Tips for production use

  1. Pin provider versions. Use ~> constraints to allow patch updates but prevent breaking changes: version = "~> 5.0".

  2. Use workspaces carefully. Workspaces are useful for simple environment separation but get confusing at scale. Separate directories per environment is usually clearer.

  3. Implement a CI/CD pipeline for Terraform. Run terraform plan on PRs and post the output as a PR comment. Run terraform apply only after merge and approval.
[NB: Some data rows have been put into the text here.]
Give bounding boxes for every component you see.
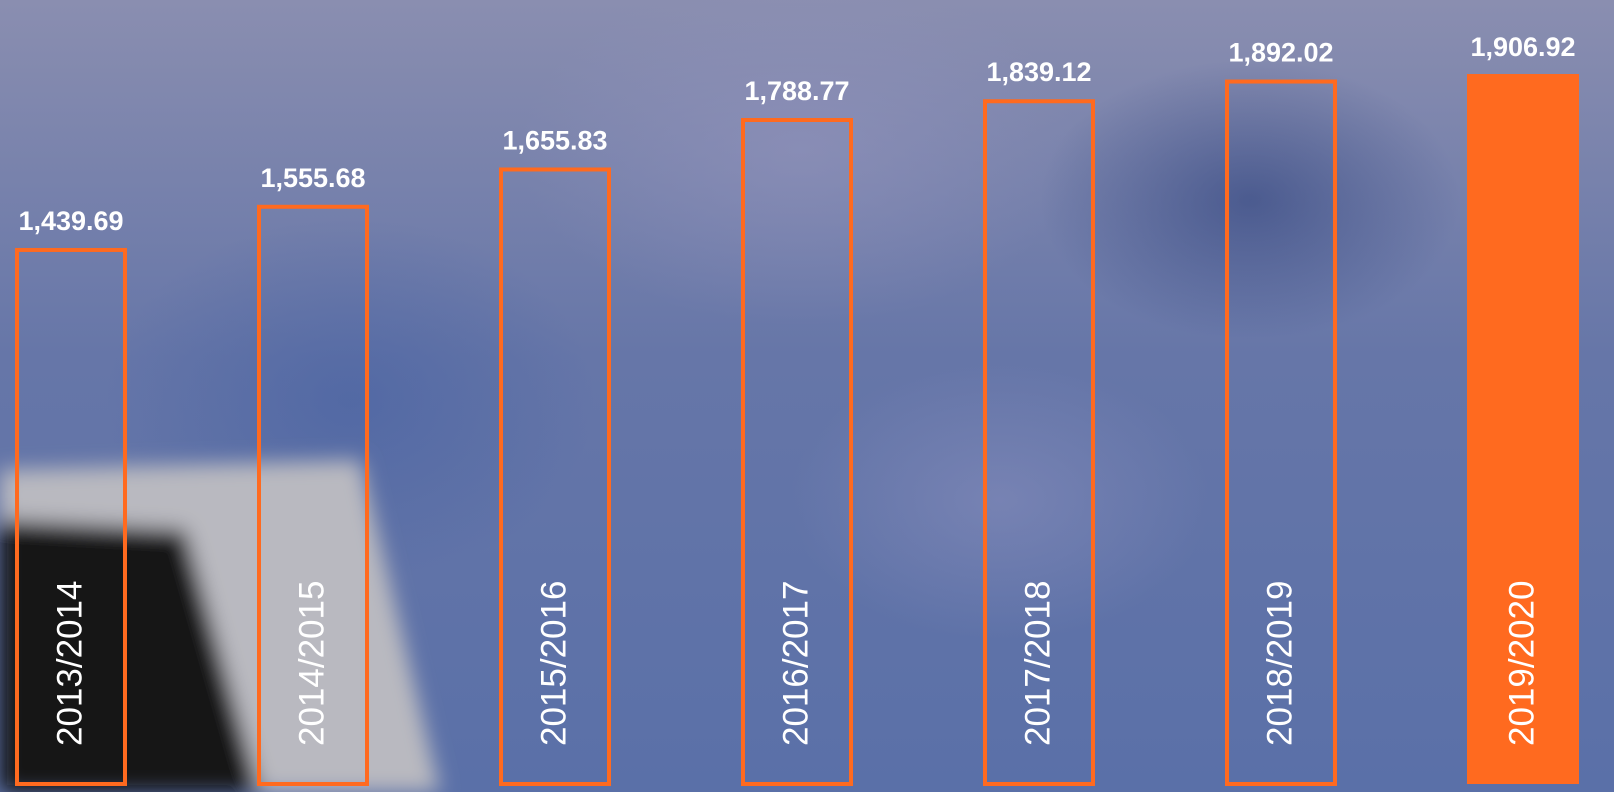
category-label: 2018/2019 (1260, 581, 1299, 746)
value-label: 1,788.77 (744, 76, 849, 106)
page: 1,439.69 2013/2014 1,555.68 2014/2015 1,655.… (0, 0, 1614, 792)
category-label: 2017/2018 (1018, 581, 1057, 746)
value-label: 1,439.69 (18, 206, 123, 236)
value-label: 1,892.02 (1228, 38, 1333, 68)
category-label: 2019/2020 (1502, 581, 1541, 746)
value-label: 1,555.68 (260, 163, 365, 193)
chart: 1,439.69 2013/2014 1,555.68 2014/2015 1,655.… (0, 0, 1614, 792)
value-label: 1,839.12 (986, 57, 1091, 87)
category-label: 2013/2014 (50, 581, 89, 746)
category-label: 2014/2015 (292, 581, 331, 746)
category-label: 2015/2016 (534, 581, 573, 746)
value-label: 1,906.92 (1470, 32, 1575, 62)
category-label: 2016/2017 (776, 581, 815, 746)
value-label: 1,655.83 (502, 125, 607, 155)
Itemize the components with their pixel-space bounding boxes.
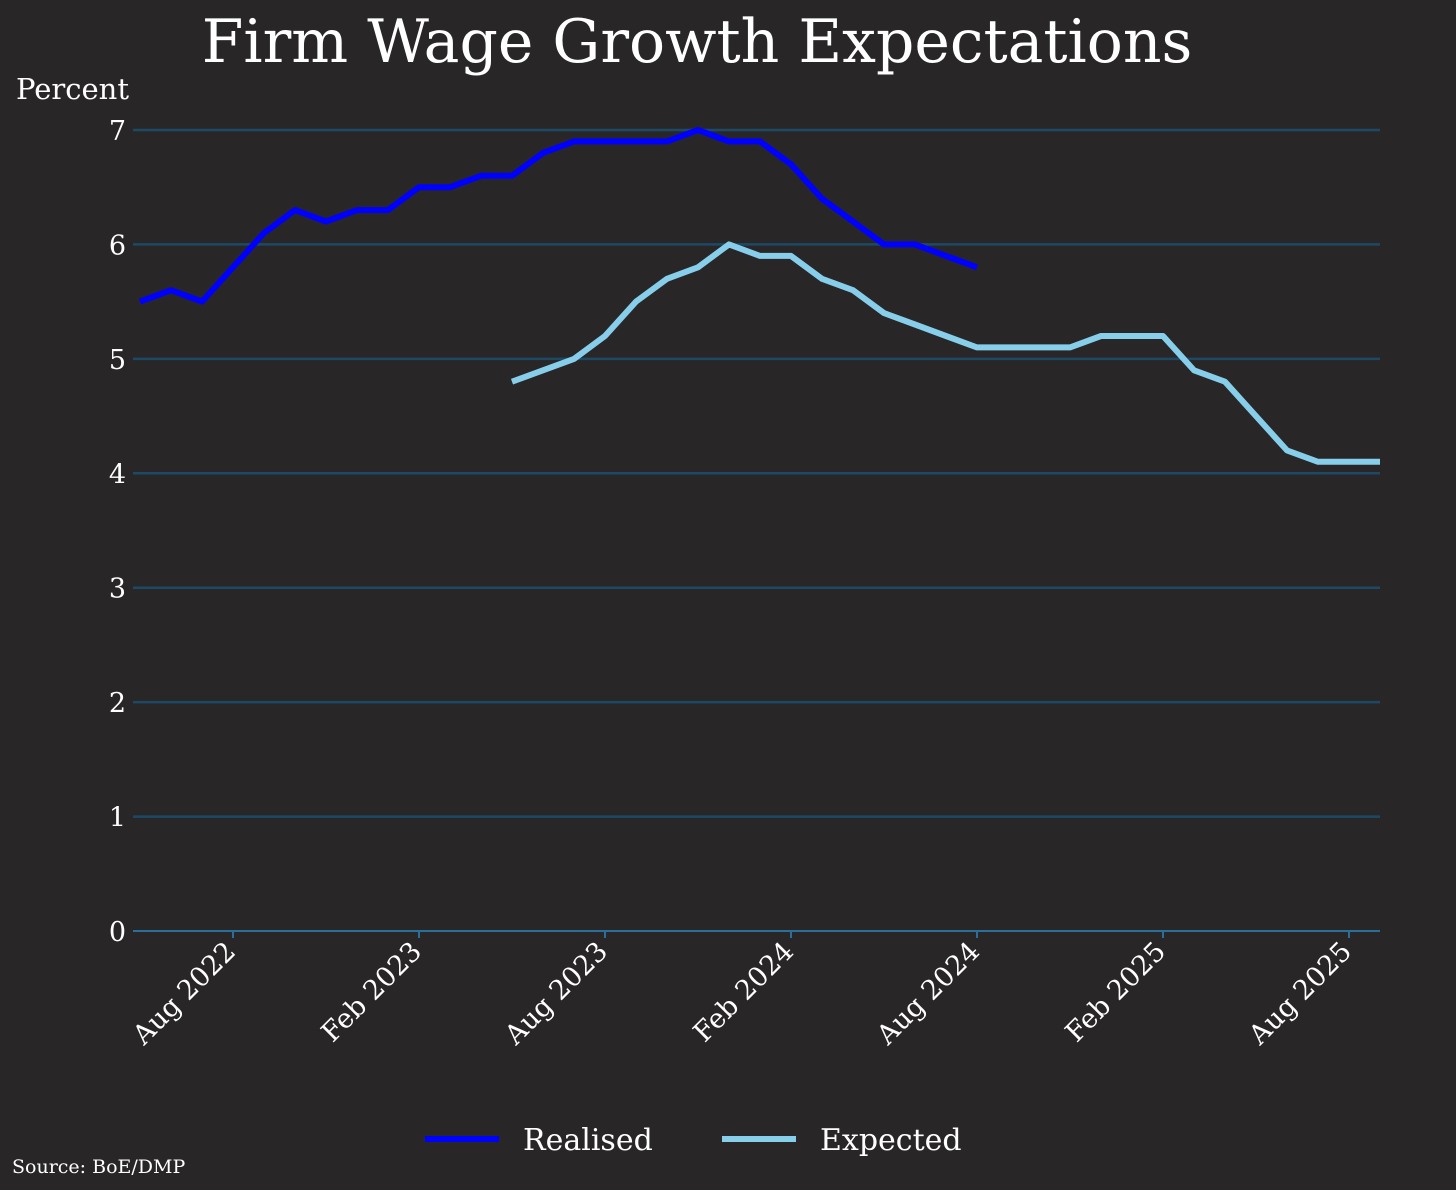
- legend-label-expected: Expected: [820, 1123, 962, 1158]
- y-tick-label: 1: [109, 803, 126, 834]
- series-line-expected: [510, 241, 1380, 465]
- x-tick-label: Feb 2023: [316, 936, 428, 1048]
- series-line-realised: [138, 127, 979, 305]
- x-tick-label: Aug 2025: [1242, 936, 1358, 1052]
- chart-title: Firm Wage Growth Expectations: [202, 7, 1193, 77]
- x-tick-label: Aug 2024: [870, 936, 986, 1052]
- legend: Realised Expected: [425, 1123, 962, 1158]
- y-tick-label: 2: [109, 688, 126, 719]
- y-tick-label: 5: [109, 345, 126, 376]
- y-tick-label: 6: [109, 230, 126, 261]
- y-tick-label: 4: [109, 459, 126, 490]
- y-tick-label: 0: [109, 917, 126, 948]
- y-tick-label: 3: [109, 574, 126, 605]
- legend-label-realised: Realised: [523, 1123, 653, 1158]
- x-tick-label: Aug 2022: [126, 936, 242, 1052]
- y-tick-label: 7: [109, 116, 126, 147]
- series-lines: [138, 127, 1380, 465]
- grid-lines: [133, 128, 1380, 818]
- x-tick-label: Feb 2024: [688, 936, 800, 1048]
- source-note: Source: BoE/DMP: [12, 1156, 185, 1178]
- x-tick-label: Feb 2025: [1060, 936, 1172, 1048]
- y-axis-ticks: 0 1 2 3 4 5 6 7: [109, 116, 126, 948]
- y-axis-label: Percent: [16, 72, 129, 106]
- x-axis: Aug 2022 Feb 2023 Aug 2023 Feb 2024 Aug 2024…: [126, 930, 1380, 1052]
- x-tick-label: Aug 2023: [498, 936, 614, 1052]
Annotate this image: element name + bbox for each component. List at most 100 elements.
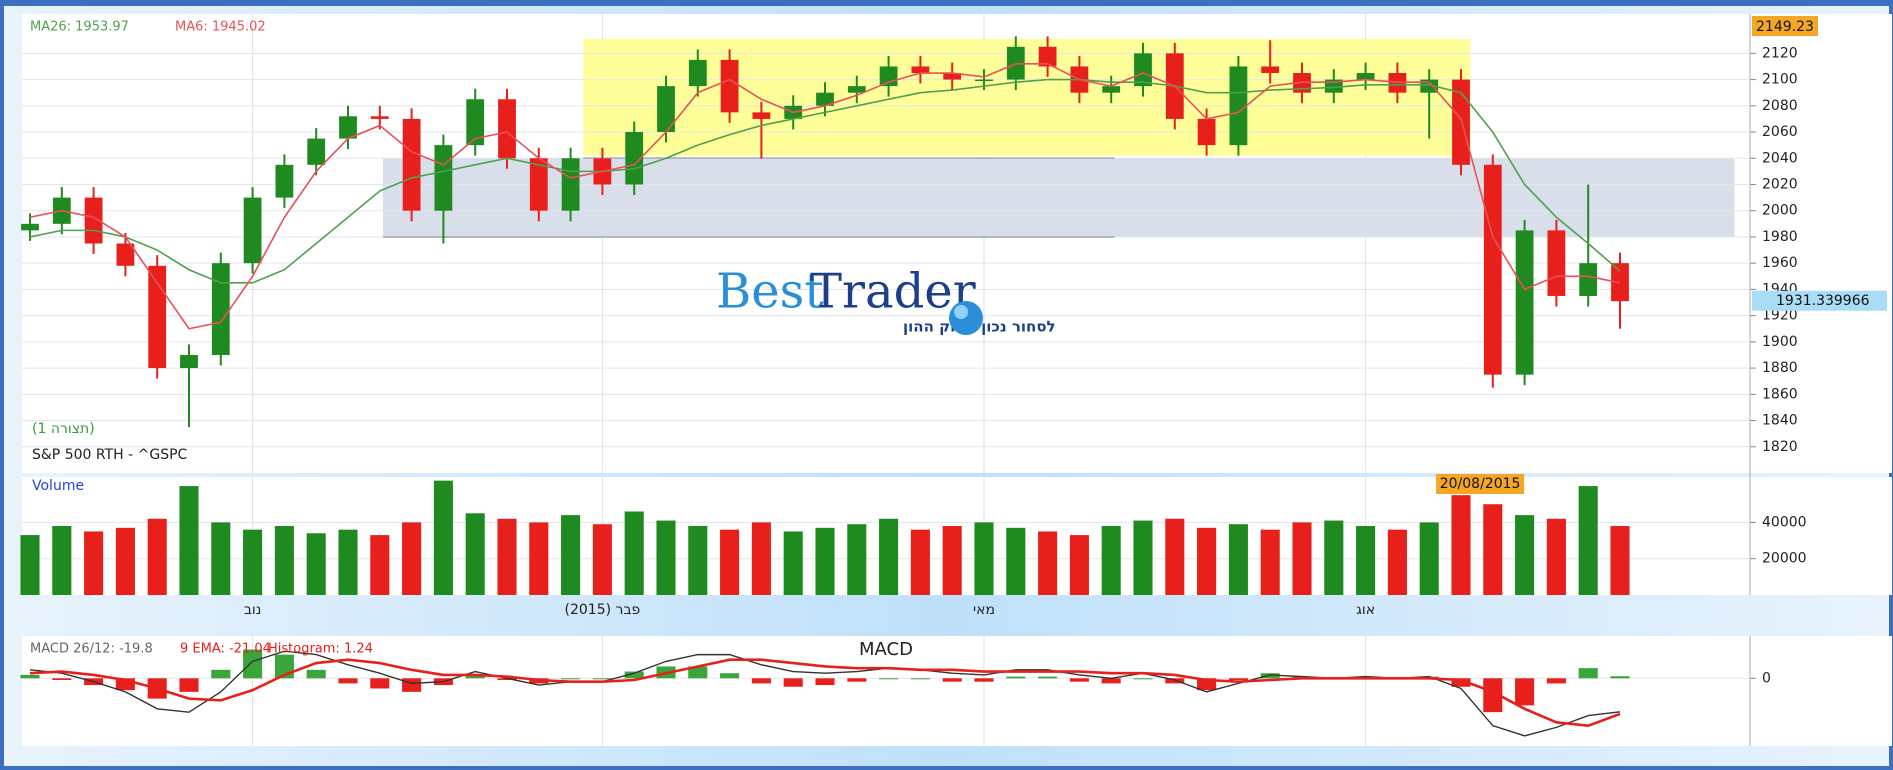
- y-tick-label: 2100: [1762, 72, 1798, 88]
- histogram-bar: [624, 671, 644, 679]
- y-tick-label: 2120: [1762, 45, 1798, 61]
- histogram-bar: [243, 649, 263, 679]
- y-tick-label: 1900: [1762, 334, 1798, 350]
- histogram-bar: [179, 678, 199, 692]
- candle-body: [1515, 230, 1534, 375]
- histogram-bar: [1038, 676, 1058, 679]
- zone: [583, 38, 1471, 156]
- candle-body: [911, 66, 930, 74]
- histogram-bar: [1483, 678, 1503, 713]
- volume-bar: [688, 526, 708, 595]
- histogram-bar: [402, 678, 422, 692]
- y-tick-label: 0: [1762, 670, 1771, 686]
- volume-bar: [783, 531, 803, 595]
- histogram-bar: [815, 678, 835, 686]
- histogram-bar: [1451, 678, 1471, 687]
- histogram-bar: [1133, 678, 1153, 680]
- panel-title: MACD: [859, 639, 913, 660]
- y-tick-label: 1920: [1762, 308, 1798, 324]
- volume-bar: [1451, 495, 1471, 595]
- histogram-bar: [370, 678, 390, 689]
- volume-bar: [1133, 520, 1153, 595]
- candle-body: [243, 197, 262, 264]
- y-tick-label: 2060: [1762, 124, 1798, 140]
- volume-bar: [1006, 527, 1026, 595]
- volume-bar: [147, 518, 167, 595]
- volume-bar: [84, 531, 104, 595]
- candle-body: [1197, 118, 1216, 146]
- y-tick-label: 40000: [1762, 514, 1807, 530]
- volume-bar: [1356, 526, 1376, 595]
- legend-entry: 9 EMA: -21.04: [180, 642, 271, 657]
- volume-bar: [211, 522, 231, 595]
- volume-bar: [561, 515, 581, 595]
- volume-bar: [115, 527, 135, 595]
- histogram-bar: [1260, 673, 1280, 679]
- volume-bar: [433, 480, 453, 595]
- volume-bar: [720, 529, 740, 595]
- volume-bar: [243, 529, 263, 595]
- candle-body: [1038, 46, 1057, 67]
- legend-entry: MACD 26/12: -19.8: [30, 642, 153, 657]
- volume-bar: [497, 518, 517, 595]
- histogram-bar: [338, 678, 358, 684]
- candle-body: [975, 79, 993, 82]
- histogram-bar: [847, 678, 867, 682]
- histogram-bar: [52, 678, 72, 680]
- volume-bar: [1419, 522, 1439, 595]
- volume-bar: [52, 526, 72, 595]
- last-price-box: [1752, 290, 1887, 311]
- y-tick-label: 1840: [1762, 413, 1798, 429]
- legend-entry: MA6: 1945.02: [175, 20, 266, 35]
- legend-entry: MA26: 1953.97: [30, 20, 129, 35]
- x-tick-label: נוב: [244, 602, 262, 618]
- volume-bar: [179, 486, 199, 595]
- moving-average: [29, 63, 1621, 330]
- candle-body: [720, 59, 739, 113]
- y-tick-label: 1860: [1762, 386, 1798, 402]
- candle-body: [339, 116, 357, 139]
- candle-body: [816, 92, 834, 106]
- histogram-bar: [115, 678, 135, 691]
- y-tick-label: 1960: [1762, 255, 1798, 271]
- zone: [382, 158, 1735, 237]
- candle-body: [529, 158, 548, 211]
- volume-bar: [1610, 526, 1630, 595]
- volume-bar: [910, 529, 930, 595]
- volume-bar: [402, 522, 422, 595]
- volume-bar: [1292, 522, 1312, 595]
- legend-entry: Histogram: 1.24: [268, 642, 373, 657]
- histogram-bar: [1197, 678, 1217, 691]
- candle-body: [21, 223, 39, 231]
- candle-body: [752, 112, 771, 119]
- histogram-bar: [497, 678, 517, 680]
- panel-title: Volume: [32, 478, 84, 494]
- last-price-label: 1931.339966: [1776, 293, 1870, 309]
- plot: נוב פבר (2015) מאי אוג 1820 1840 1860 1880 1900 1…: [20, 14, 1887, 746]
- volume-bar: [465, 513, 485, 595]
- volume-bar: [1483, 504, 1503, 595]
- candle-body: [1356, 73, 1375, 80]
- chart-title: S&P 500 RTH - ^GSPC: [32, 447, 188, 463]
- volume-bar: [592, 524, 612, 595]
- volume-bar: [20, 535, 40, 595]
- y-tick-label: 2000: [1762, 203, 1798, 219]
- x-tick-label: פבר (2015): [565, 602, 641, 618]
- x-tick-label: אוג: [1356, 602, 1375, 618]
- logo-text: Best: [716, 264, 824, 320]
- candle-body: [275, 164, 294, 198]
- volume-bar: [1546, 518, 1566, 595]
- volume-bar: [274, 526, 294, 595]
- volume-bar: [1387, 529, 1407, 595]
- candle-body: [1452, 79, 1470, 165]
- histogram-bar: [974, 678, 994, 682]
- volume-bar: [879, 518, 899, 595]
- candle-body: [561, 158, 580, 211]
- candle-body: [466, 99, 485, 146]
- volume-bar: [624, 511, 644, 595]
- macd-line: [29, 658, 1621, 728]
- candle-body: [657, 86, 675, 133]
- histogram-bar: [688, 666, 708, 679]
- logo-globe: [949, 301, 983, 335]
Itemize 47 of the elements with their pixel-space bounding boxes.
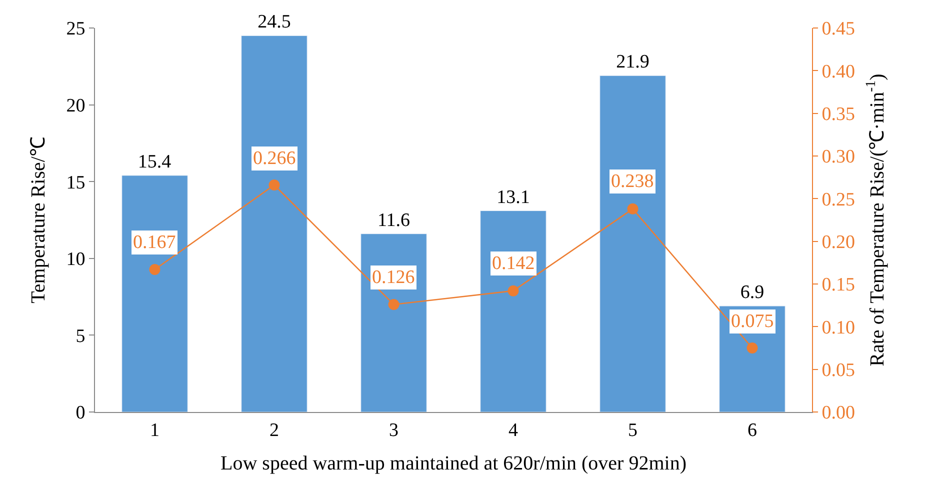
x-tick-label: 2 xyxy=(270,420,279,441)
y2-tick-label: 0.10 xyxy=(822,317,856,338)
point xyxy=(388,298,400,310)
data-label: 0.142 xyxy=(492,253,535,274)
x-tick-label: 4 xyxy=(508,420,518,441)
bar xyxy=(480,210,546,412)
y-tick-label: 10 xyxy=(66,249,86,270)
point xyxy=(746,342,758,354)
y-tick-label: 15 xyxy=(66,172,86,194)
y-tick-label: 25 xyxy=(66,18,86,40)
y2-tick-label: 0.35 xyxy=(822,104,856,125)
y2-tick-label: 0.00 xyxy=(822,402,856,424)
data-label: 15.4 xyxy=(138,151,172,172)
point xyxy=(268,180,280,191)
data-label: 0.266 xyxy=(253,148,296,169)
point xyxy=(508,285,519,296)
x-tick-label: 5 xyxy=(628,420,638,441)
y-tick-label: 20 xyxy=(66,95,86,116)
y2-tick-label: 0.40 xyxy=(822,61,856,82)
bar xyxy=(600,75,666,412)
bar xyxy=(360,234,427,412)
y2-tick-label: 0.25 xyxy=(822,189,856,210)
x-axis-title: Low speed warm-up maintained at 620r/min (over 92min) xyxy=(220,452,686,474)
x-tick-label: 1 xyxy=(150,420,160,441)
data-label: 0.075 xyxy=(731,311,774,332)
y2-tick-label: 0.20 xyxy=(822,232,856,253)
y2-tick-label: 0.45 xyxy=(822,18,856,40)
point xyxy=(627,203,638,214)
y-axis-title: Temperature Rise/℃ xyxy=(28,136,50,304)
data-label: 24.5 xyxy=(258,12,291,33)
data-label: 11.6 xyxy=(377,210,410,231)
data-label: 21.9 xyxy=(616,52,650,73)
y-tick-label: 5 xyxy=(76,326,86,347)
x-tick-label: 6 xyxy=(748,420,757,441)
data-label: 0.238 xyxy=(611,171,654,192)
y-tick-label: 0 xyxy=(76,402,86,424)
x-tick-label: 3 xyxy=(389,420,398,441)
point xyxy=(149,264,160,275)
data-label: 13.1 xyxy=(496,186,530,208)
y2-tick-label: 0.30 xyxy=(822,146,856,168)
bar xyxy=(122,175,188,412)
y2-tick-label: 0.05 xyxy=(822,360,856,381)
data-label: 0.126 xyxy=(372,267,415,288)
bar xyxy=(241,35,308,412)
data-label: 6.9 xyxy=(740,282,764,304)
data-label: 0.167 xyxy=(133,232,176,253)
y2-tick-label: 0.15 xyxy=(822,274,856,296)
  4. Use prevent_destroy for critical resources. This lifecycle rule stops accidental destruction of databases or persistent storage:

    1
    2
    3
    4
    5
    6
    
    resource "aws_db_instance" "main" {
      # ...
      lifecycle {
        prevent_destroy = true
      }
    }
    
  5. Tag everything. Use a default_tags block in the provider to ensure every resource gets standard tags (environment, team, project).

  6. Use tflint and checkov. Lint your Terraform code and scan for security misconfigurations before applying.

    1
    2
    3
    
    tflint --init
    tflint
    checkov -d .
    
  7. Import existing resources. If you have manually created infrastructure, use terraform import to bring it under management instead of recreating it.

  8. Review the plan diff carefully. A resource showing “destroy and recreate” might cause downtime. Understand which changes are in-place versus destructive.

Terraform is one of those tools that rewards discipline. The more consistently you follow these practices, the more confidently your team manages infrastructure at scale.